Özgür-Der İzmir Şubesi'nde bu hafta "Hadiste Va'z Hareketleri" konuşuldu. Konunun sunumunu Ali Soylu gerçekleştirdi.
"Din, Allah, peygamber algımız genel anlamda mevzuata dayanıyor. Diğer yandan bkınca da mizah kitabı yerine mevzuat okuyalım diyebiliyor insan. Çünkü kimi örnekler gerçekten çok komik" diyen Ali Soylu, "Uydurma hadis, Hz. Peygamber'in söylemediği, yapmadığı, karar kılmadığıbir şeyin ona nispet edilmesidir. Bunlara hadis demek bile Hz. Peygamber'e saygısızlıktır" diye konuştu.
Soylu, özetle şunları anlattı:
Hadis uydurulurken iki seçenek izlenmiş:
- Kişi Kendisinin uydurduğunu Hz. Muhammed'e nispet ediyor.
- Ortada dolaşan bilinen sözleri (alimlerin sözü, ata sözü vs.) Hz. Muhammed'e nispet ediyor.
Hz. Peygamber dönemi için de uyduruldu – uydurulmadı tartışması var. 40 – 41 yılında Hz. Osman'ın vefatıyla başladı hadis uydurma şeklinde bir görüş var. Bu konuda da ihtilaf var. Zaten hangi konuda anlaşabiliyorsak?! Genelde ihtilaflar üzerinde anlaşırız!
En büyük neden siyasî çıkarlar. Ayrıca herkesin algısı farklı, herkes beşer. Irak fethedilip merkez Kufe'ye taşınınca da yoğun bir uydurma faaliyeti görüyoruz.

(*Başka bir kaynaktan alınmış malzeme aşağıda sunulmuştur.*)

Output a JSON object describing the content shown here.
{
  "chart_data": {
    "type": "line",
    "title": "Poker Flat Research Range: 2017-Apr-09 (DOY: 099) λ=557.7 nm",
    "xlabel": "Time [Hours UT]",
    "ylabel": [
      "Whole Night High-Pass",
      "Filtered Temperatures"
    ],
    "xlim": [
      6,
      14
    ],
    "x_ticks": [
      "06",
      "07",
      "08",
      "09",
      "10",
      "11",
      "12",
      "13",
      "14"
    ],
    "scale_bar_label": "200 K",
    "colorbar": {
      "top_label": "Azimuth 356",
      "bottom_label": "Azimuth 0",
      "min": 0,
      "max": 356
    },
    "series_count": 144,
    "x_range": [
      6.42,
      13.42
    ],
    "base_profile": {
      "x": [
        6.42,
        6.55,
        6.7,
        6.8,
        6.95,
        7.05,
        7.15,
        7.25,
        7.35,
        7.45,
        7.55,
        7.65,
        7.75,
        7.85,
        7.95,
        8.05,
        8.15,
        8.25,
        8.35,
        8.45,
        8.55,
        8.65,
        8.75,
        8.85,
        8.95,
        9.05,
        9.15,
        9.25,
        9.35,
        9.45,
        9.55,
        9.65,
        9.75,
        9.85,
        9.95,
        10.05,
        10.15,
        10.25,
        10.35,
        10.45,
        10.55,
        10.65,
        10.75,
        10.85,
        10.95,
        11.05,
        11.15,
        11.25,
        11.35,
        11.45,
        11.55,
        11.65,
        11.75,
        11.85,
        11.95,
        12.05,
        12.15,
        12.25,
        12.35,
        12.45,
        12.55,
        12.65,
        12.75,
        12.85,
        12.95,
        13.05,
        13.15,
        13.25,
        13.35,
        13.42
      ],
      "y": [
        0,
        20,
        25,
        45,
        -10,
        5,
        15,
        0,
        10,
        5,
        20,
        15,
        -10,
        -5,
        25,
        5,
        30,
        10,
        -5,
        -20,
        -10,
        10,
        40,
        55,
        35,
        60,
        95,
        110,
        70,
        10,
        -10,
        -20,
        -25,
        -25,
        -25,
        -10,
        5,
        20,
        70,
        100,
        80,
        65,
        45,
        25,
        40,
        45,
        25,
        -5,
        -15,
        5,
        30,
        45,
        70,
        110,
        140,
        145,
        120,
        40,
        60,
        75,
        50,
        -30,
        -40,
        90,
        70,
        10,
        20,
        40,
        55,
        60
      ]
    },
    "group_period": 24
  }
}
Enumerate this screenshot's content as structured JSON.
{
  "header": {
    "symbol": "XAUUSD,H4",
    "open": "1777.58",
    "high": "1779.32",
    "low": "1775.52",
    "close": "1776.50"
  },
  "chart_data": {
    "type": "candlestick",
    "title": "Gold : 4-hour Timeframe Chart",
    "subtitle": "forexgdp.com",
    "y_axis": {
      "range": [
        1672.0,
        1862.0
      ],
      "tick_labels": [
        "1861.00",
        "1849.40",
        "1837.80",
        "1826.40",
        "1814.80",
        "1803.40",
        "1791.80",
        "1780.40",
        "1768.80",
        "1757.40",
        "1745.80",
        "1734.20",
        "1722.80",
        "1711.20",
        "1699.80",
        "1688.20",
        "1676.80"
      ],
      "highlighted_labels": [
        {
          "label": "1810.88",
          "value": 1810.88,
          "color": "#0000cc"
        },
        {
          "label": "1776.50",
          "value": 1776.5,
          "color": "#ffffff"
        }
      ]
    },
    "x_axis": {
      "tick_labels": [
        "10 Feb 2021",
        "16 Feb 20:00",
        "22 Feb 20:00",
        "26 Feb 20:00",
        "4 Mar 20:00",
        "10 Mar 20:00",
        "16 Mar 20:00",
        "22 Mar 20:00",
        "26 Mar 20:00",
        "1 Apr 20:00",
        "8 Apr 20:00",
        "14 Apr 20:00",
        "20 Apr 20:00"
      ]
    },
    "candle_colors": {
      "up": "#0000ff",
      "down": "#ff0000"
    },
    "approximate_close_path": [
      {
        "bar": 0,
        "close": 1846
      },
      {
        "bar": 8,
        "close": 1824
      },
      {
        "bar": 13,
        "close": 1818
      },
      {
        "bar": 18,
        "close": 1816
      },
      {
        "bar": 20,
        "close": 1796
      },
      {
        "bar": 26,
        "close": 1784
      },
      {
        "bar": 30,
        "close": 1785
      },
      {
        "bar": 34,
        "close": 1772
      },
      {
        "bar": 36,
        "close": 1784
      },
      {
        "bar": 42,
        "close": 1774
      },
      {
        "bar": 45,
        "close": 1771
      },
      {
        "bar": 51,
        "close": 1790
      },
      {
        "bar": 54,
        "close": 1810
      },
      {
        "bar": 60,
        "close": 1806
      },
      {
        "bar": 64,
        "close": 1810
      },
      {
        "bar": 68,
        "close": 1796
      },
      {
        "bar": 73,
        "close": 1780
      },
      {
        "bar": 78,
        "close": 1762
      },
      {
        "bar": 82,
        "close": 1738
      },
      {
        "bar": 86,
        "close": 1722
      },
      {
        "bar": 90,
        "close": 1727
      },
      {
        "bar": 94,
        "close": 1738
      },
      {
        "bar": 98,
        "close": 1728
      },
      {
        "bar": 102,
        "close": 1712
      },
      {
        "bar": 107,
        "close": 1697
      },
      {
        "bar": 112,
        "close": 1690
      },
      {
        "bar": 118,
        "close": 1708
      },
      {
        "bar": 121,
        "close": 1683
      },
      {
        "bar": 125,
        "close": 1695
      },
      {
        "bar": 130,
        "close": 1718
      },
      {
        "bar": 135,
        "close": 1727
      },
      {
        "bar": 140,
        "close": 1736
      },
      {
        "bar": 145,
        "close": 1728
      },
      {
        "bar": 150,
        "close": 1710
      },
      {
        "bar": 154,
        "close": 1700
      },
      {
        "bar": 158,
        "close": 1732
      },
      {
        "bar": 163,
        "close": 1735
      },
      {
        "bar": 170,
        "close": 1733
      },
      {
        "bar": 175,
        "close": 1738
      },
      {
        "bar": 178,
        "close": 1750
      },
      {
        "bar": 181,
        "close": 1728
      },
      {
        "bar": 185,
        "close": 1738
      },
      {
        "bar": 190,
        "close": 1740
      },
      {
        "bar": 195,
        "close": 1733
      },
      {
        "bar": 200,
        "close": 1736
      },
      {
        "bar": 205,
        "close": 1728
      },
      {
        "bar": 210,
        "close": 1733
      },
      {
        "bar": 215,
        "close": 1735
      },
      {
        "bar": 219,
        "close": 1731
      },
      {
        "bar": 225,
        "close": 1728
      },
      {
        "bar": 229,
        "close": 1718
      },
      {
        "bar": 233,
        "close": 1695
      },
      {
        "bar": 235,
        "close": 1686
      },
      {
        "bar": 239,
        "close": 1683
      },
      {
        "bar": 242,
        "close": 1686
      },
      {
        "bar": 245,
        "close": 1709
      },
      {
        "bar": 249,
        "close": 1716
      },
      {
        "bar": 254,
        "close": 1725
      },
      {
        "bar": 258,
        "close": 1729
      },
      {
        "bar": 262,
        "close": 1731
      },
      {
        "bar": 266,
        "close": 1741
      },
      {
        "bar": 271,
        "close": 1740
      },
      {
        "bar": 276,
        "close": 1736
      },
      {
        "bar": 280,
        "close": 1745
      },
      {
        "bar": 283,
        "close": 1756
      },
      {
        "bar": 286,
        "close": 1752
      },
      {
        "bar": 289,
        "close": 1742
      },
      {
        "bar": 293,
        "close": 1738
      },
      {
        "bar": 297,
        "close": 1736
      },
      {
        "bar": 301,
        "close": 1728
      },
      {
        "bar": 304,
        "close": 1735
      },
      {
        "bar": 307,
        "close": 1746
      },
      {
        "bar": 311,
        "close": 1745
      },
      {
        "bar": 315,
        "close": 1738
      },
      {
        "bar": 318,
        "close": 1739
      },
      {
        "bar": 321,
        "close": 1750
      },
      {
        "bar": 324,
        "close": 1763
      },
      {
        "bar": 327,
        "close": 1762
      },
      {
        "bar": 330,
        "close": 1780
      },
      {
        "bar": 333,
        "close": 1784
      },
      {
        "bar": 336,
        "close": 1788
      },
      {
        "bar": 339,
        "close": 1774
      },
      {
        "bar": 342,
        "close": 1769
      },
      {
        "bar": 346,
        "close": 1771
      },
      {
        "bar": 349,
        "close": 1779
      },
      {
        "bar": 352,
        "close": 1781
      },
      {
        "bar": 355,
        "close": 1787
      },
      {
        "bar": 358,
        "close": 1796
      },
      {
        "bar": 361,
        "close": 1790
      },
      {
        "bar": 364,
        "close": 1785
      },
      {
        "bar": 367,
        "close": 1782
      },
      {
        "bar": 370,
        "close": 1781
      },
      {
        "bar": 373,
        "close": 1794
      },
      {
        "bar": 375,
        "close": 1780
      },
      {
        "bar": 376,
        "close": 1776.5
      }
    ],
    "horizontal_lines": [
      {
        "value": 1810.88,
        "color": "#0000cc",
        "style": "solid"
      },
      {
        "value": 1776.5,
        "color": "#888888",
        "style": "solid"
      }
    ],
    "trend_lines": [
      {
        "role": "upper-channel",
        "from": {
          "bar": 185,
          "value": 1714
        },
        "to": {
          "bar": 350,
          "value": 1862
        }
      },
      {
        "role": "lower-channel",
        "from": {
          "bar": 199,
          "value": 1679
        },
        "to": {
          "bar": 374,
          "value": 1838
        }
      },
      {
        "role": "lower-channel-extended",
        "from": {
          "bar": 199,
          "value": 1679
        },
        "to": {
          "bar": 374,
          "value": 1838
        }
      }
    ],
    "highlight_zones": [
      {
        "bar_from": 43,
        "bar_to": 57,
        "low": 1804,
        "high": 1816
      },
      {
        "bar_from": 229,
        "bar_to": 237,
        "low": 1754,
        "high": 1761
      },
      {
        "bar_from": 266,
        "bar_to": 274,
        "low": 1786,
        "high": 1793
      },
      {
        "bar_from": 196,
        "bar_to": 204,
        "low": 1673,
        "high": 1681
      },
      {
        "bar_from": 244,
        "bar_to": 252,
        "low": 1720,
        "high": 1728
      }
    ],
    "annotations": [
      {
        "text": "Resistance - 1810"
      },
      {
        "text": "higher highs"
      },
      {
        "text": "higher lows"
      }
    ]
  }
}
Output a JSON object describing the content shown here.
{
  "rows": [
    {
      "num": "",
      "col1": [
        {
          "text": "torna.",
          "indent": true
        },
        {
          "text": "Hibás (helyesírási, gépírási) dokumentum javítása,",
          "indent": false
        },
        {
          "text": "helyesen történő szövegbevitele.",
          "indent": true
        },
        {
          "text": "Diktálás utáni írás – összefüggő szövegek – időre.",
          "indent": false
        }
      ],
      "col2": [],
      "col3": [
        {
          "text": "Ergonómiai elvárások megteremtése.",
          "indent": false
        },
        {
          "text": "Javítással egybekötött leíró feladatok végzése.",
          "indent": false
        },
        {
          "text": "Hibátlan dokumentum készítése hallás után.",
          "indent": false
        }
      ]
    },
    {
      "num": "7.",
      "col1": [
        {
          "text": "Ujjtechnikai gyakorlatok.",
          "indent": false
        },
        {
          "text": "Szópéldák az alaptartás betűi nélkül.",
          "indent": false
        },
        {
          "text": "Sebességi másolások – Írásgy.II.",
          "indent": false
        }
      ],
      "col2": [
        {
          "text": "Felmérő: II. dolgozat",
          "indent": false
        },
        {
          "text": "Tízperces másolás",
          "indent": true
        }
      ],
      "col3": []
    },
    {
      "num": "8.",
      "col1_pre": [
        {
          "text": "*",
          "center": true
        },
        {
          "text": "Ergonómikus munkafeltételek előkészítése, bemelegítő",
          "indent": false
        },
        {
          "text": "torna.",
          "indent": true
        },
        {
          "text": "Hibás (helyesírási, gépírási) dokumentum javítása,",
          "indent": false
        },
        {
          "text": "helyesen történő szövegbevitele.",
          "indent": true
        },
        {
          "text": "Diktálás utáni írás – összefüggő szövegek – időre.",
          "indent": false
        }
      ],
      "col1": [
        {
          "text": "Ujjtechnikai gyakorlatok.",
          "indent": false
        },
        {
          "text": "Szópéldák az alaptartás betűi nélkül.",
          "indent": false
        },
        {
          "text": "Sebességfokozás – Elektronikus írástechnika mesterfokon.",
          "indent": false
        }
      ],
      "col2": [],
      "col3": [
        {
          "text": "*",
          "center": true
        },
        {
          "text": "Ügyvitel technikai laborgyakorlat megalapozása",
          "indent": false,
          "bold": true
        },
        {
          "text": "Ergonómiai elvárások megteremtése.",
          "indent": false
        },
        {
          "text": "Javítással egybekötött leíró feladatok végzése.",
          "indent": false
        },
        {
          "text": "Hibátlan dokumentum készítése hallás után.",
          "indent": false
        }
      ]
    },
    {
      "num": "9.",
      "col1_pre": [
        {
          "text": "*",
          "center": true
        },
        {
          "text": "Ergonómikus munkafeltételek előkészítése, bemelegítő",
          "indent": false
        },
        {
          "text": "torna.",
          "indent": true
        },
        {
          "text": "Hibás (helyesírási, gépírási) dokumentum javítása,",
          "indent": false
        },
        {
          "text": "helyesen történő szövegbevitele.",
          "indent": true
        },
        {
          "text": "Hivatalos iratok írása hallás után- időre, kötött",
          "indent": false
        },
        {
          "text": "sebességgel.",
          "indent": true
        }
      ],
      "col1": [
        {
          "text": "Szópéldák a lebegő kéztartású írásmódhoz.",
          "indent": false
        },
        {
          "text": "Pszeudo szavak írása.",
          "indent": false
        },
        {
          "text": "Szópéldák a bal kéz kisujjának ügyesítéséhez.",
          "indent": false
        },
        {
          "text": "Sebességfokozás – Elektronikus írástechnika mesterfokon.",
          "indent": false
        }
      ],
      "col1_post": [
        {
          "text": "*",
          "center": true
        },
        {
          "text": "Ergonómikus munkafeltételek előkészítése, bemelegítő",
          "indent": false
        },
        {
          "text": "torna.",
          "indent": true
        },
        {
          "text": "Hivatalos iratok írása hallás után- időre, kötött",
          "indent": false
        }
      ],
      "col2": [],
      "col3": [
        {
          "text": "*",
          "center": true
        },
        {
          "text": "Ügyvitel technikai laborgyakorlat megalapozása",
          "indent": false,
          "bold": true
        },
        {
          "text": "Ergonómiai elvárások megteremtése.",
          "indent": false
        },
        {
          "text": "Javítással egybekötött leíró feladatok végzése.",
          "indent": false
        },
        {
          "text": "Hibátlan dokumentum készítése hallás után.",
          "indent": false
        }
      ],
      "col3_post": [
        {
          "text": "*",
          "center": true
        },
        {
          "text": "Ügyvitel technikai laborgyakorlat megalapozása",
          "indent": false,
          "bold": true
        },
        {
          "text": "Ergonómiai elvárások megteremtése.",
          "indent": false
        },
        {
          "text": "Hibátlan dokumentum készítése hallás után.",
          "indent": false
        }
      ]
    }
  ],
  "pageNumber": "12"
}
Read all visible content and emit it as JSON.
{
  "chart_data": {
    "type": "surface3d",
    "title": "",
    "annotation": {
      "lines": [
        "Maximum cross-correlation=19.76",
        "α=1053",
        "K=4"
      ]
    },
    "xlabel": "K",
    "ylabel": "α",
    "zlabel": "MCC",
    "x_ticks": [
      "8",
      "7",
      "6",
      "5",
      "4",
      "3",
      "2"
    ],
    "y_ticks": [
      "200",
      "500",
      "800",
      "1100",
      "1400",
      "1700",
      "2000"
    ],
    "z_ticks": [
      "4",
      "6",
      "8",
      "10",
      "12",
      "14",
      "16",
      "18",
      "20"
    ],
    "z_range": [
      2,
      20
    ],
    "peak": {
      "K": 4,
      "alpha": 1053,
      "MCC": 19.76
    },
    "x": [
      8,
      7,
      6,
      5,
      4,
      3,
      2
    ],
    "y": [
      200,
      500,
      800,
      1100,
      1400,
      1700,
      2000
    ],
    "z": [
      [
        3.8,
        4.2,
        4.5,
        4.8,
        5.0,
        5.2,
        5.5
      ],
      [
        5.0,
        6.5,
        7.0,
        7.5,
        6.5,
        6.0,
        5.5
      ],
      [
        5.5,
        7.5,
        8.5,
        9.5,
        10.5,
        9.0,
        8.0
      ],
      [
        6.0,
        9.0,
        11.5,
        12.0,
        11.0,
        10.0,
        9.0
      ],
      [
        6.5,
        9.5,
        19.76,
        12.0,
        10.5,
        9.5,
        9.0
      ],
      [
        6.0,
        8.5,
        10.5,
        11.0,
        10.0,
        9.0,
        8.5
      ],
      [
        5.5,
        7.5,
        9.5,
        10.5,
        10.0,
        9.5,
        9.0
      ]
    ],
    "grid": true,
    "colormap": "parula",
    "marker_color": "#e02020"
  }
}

Hadis uyduranlar ve yazılmasında rol oynayanlar:
- Zındıklar
- Hikayeci vaizler
Burda belki de en önemlisi küçük amellere büyük sevaplar veren hadisler
- Namazlarla ilgili uydurmalar
Başlarda senetlere önem verilmiş, ama sonradan önemini yitirmiş, çünkü senet ezberleyip uydurduğu hadisin başına koyanlar var.
- Salih, zahid, mutasavvıfların uydurmaları
- Şuubiyye
- Kişisel menfaat
- Ticarî hayat
Kur'an'ı elleyemeyenler, Peygamber'in ağzından uydurmuşlar da uydurmuşlar. Hadis rivayeti uydurma mı değil mi, tam olarak anlayabilmek uzmanlık isteyen bir durum; ama Kur'an süzgecinden geçirip İslam'a uygunluğunu test edebiliriz.